I have no idea , but from your comment, I'm assuming yes because we will end up updating the mutation description field?
@10io I can comment on !92009 (closed) When that landed in my inbox for review, I was still rather new to GraphQL and didn't double check that the changes were made in the Ruby source before I reviewed the changes. In an offline discussion at the time, Tim and I realised the mistake and the MR was closed with the intent that a new MR would be opened with the changes added in the source. I just poked about in my history and grepped the source, and it looks like the followup didn't happen.
I have no idea , but from your comment, I'm assuming yes because we will end up updating the mutation description field?
@michelletorres Yes, that's my assumption too.
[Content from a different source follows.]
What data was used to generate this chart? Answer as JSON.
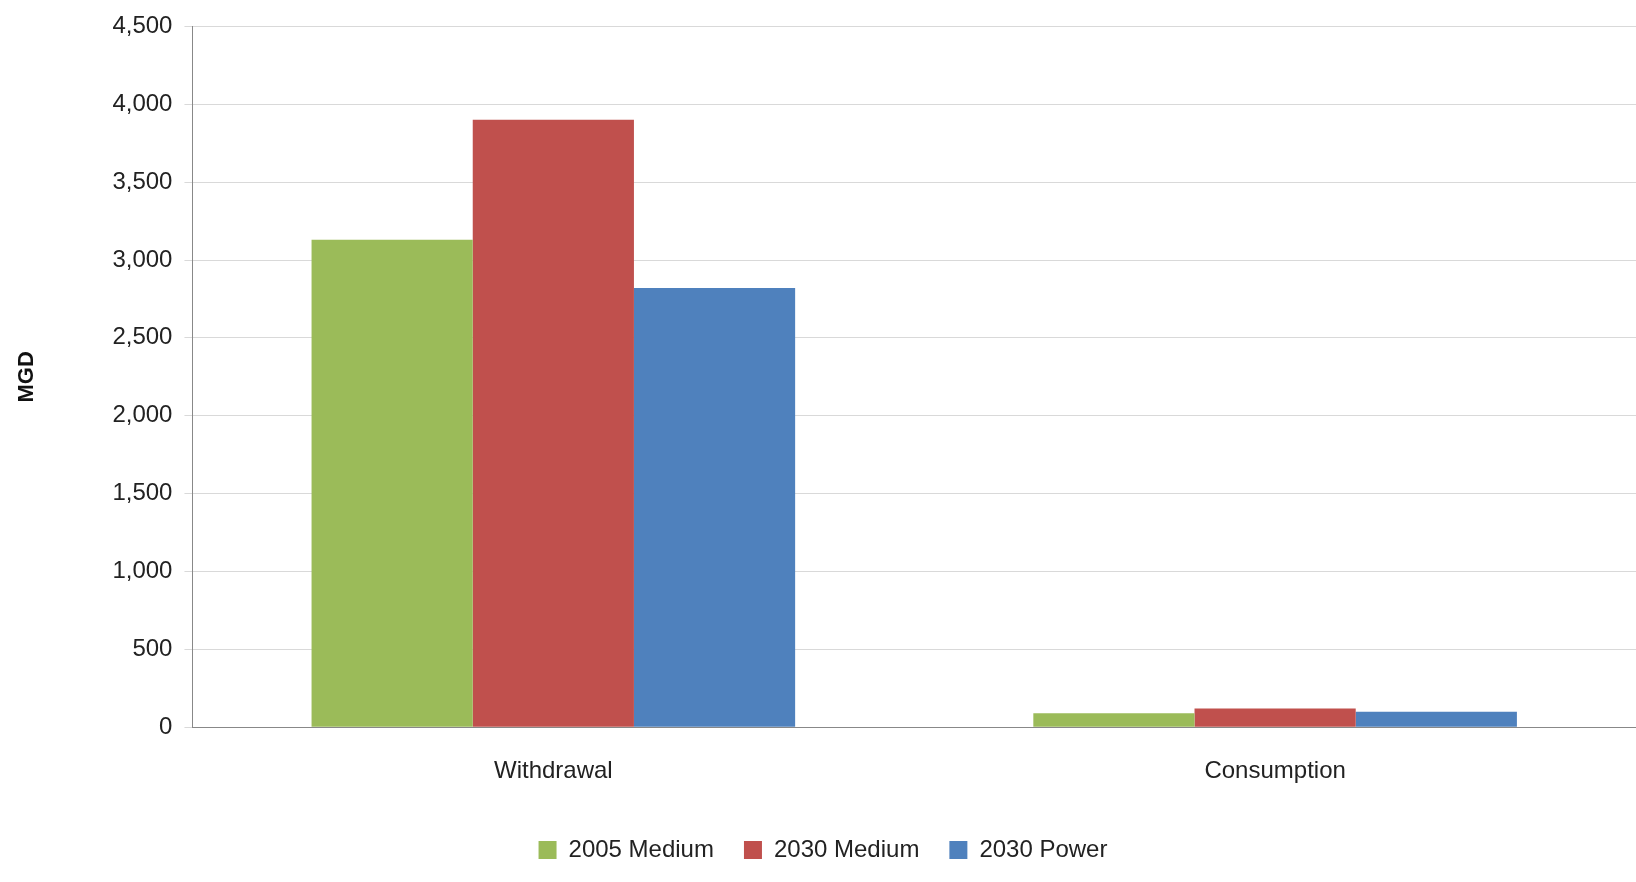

If it is the description field or something else, we will need to update the code so that the generated documentation looks good.
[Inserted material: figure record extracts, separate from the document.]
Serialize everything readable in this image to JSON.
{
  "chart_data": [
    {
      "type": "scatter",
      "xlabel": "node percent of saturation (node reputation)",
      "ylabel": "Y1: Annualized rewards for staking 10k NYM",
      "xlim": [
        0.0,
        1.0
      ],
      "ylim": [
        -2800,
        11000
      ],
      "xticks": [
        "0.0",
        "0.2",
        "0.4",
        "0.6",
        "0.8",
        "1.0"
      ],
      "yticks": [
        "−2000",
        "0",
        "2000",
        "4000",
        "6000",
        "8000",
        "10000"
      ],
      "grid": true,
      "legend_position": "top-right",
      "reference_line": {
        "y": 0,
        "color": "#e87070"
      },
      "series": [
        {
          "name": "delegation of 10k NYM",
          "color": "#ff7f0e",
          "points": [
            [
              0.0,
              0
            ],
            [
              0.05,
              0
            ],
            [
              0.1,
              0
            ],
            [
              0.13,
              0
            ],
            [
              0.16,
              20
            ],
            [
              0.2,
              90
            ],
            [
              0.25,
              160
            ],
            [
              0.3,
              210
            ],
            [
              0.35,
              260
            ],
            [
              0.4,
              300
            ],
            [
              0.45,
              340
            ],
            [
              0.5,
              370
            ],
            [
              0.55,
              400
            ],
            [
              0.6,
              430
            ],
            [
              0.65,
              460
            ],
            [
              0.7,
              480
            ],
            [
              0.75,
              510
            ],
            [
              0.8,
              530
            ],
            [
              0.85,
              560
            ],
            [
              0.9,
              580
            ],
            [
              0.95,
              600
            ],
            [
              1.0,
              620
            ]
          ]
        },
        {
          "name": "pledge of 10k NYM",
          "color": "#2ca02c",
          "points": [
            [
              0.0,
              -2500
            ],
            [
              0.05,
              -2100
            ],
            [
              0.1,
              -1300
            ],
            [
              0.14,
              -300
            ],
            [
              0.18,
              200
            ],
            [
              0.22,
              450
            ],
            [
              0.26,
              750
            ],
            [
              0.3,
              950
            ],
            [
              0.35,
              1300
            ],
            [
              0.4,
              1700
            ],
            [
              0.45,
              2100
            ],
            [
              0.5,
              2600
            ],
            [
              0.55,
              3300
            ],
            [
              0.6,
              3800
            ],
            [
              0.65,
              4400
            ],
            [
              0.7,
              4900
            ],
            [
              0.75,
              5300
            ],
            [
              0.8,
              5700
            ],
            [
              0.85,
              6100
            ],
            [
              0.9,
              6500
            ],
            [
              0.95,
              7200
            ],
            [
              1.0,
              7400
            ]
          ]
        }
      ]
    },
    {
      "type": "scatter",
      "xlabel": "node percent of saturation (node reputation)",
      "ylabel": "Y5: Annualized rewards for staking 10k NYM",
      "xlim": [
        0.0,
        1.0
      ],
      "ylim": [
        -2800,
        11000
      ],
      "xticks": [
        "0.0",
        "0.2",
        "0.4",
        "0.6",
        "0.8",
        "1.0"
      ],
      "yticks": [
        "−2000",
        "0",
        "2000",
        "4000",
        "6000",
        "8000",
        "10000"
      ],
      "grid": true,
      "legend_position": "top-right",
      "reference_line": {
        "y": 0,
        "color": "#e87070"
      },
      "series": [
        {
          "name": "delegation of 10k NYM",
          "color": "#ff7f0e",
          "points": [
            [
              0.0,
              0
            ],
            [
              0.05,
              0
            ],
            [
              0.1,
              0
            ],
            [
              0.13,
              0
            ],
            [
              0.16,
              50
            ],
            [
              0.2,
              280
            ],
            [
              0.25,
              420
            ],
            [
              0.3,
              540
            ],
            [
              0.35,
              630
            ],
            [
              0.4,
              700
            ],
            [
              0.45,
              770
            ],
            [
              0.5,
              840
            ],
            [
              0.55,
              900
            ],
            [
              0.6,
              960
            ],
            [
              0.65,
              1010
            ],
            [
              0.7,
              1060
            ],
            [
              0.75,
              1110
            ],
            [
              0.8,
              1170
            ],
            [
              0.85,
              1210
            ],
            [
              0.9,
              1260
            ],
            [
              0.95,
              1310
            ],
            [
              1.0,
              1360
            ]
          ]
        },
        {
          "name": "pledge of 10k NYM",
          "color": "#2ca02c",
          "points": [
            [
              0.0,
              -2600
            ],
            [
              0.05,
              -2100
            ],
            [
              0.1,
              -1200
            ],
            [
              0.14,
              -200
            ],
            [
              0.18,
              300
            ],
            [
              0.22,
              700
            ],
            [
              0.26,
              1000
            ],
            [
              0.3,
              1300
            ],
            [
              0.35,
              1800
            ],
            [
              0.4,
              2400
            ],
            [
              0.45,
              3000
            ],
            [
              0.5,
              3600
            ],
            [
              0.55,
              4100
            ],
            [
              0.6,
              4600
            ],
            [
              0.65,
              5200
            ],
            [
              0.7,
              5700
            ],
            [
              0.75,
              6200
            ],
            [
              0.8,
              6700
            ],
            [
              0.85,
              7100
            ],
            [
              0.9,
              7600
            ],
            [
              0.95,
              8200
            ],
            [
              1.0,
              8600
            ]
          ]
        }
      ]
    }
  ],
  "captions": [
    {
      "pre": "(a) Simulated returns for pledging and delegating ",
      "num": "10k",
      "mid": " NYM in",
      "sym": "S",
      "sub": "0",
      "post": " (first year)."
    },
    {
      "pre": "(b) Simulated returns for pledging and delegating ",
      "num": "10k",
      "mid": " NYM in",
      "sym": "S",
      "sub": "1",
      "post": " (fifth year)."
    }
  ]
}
Good point @claytoncornell ! I missed that the MR was closed and not merged.
Well, at least, it gives us the changes that we want to do here.
Anyway, we will ping you in the related MR for this security issue.
@kmorrison1@nmalcolm Could one of you confirm that this change still needs to go through security workflow (1 MR for master + 3 MRs for backports) given that this issue is labeled with security? Thanks!
I think AppSec should make the decision, but wanted to share my perspective on this particular scenario:
In my mind, we are essentially adding a deprecation warning: Ability to access these settings in GraphQL will be restricted to Owners in 16.0. Deprecations don't have any specific guidelines about how soon the warning needs to be communicated before the major release. We could consider the GraphQL deprecation guideline that says parts of the schema should be available for at least 6 releases after initial deprecation, but we are dealing with authorization, not the schema itself, so I don't think that would apply. Either way, we should have about 6 more releases until we get to 16.0.
@10io@michelletorres I caught up on the discussion above and I would approve skipping the security release process here. We're acknowledging the discrepancy between UI/API and basically doing a "it's not a bug it's a feature" so let's not add work with the backports. I would also support making this issue public given that we're going to document instead of fixing it immediately.
The MR updating the GraphQL doc is now in production. I am closing this issue. #370471 (closed) is the followup where we will change the permission in %16.0. I am closing this issue.
Based on this thread I believe everyone is in favor of making this issue public now. @nmalcolm I just wanted to confirm this is ok before I go ahead and do that.